Callenders & Co fared no better when it sought to access the Rosewood Exuma documents at the Exuma administrator’s office in George Town. However, officials said they did not have the file when inquiries were made on January 22, 2026, despite the public consultation notice stating they would be present.
Turtlegrass and its attorneys argued that the Bahamian courts have ruled that consultation is “procedurally unfair where interested persons are denied access to critical information required to make meaningful representations”. They suggested that this applies to the circumstances of the Rosewood Exuma process due to the “truncated” timeframe allowed.
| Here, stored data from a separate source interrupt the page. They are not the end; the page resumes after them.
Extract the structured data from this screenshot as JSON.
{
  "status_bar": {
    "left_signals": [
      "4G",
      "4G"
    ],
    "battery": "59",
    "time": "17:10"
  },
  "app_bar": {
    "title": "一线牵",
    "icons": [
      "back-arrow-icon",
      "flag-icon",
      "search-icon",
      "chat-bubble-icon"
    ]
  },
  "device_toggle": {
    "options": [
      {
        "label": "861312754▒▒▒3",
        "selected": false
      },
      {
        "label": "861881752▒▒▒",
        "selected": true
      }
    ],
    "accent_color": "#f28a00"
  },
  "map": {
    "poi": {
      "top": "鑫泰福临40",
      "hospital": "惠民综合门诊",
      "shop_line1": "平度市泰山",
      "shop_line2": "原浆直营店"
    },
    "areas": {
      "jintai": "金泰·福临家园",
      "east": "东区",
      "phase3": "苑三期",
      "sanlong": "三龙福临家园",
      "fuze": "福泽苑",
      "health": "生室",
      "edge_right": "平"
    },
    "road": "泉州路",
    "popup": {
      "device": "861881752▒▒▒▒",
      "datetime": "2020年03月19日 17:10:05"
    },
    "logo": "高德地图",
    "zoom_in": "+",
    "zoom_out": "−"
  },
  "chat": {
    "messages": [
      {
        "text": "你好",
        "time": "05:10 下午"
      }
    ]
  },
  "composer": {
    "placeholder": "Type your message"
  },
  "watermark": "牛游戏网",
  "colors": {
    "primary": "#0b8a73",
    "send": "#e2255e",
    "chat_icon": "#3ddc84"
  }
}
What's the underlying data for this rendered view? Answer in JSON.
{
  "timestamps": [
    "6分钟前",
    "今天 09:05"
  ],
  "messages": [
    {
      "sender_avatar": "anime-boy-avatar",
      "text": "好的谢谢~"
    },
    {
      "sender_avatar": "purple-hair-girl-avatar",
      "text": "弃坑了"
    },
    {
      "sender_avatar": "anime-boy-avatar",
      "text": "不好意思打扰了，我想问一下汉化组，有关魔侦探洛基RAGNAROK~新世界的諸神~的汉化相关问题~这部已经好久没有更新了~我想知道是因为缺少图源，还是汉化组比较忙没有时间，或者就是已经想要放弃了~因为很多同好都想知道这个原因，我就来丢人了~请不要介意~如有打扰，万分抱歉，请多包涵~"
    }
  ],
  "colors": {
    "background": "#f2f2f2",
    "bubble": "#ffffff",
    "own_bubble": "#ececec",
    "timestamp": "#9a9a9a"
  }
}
“Meaningful consultation plainly requires expert review, including environmental, planning and engineering expertise, which cannot reasonably be undertaken within the remaining time,” Callenders wrote.
“In addition to the deficiencies identified above, the practical realities of the consultation process further demonstrate its procedural unfairness. Having regard to the nature of the application and the materials filed, the consultation framework presently in place does not permit meaningful engagement by affected persons.
“The application comprises a substantial volume of highly technical and specialist documentation, including environmental, planning and engineering material, which necessarily requires expert review in order for representations to be informed, intelligent and responsible. The time between the effective availability of the application materials and the scheduled public hearing on 5 February, 2026, is wholly inadequate to permit such review,” Callenders added.
“As a result, interested persons are deprived of a reasonable opportunity to understand the proposal, assess its implications and formulate proper representations, notwithstanding that the statutory consultation process is intended to facilitate precisely that outcome.
“The consultation process is therefore materially defective, as for a substantial portion of the consultation period critical documents forming part of the application were unavailable, withheld or only produced upon request.” Callenders added that, when combined with the timing and location of the public hearing, “these logistical barriers reinforce the conclusion that the consultation process, as presently constituted, cannot reasonably be regarded as meaningful, accessible, or fair”.
Turtlegrass and its attorneys concluded: “In these circumstances, we respectfully request that the public hearing… be suspended and that the consultation process be regularised so that all required documentation is made continuously available for inspection for a reasonable period, thereby permitting expert review and the making of lawful and meaningful representations.
“Failing this, we are constrained to advise that an application will be made to the Supreme Court seeking appropriate relief, including a stay of the consultation process and hearing… on the grounds of procedural unfairness and non-compliance with statutory obligations.”
The planning consultation warning surfaced as international media reports revealed that the Rosewood Exuma project plans to offer a floating helipad system capable of accommodating helicopters weighing up to 190,000 pounds.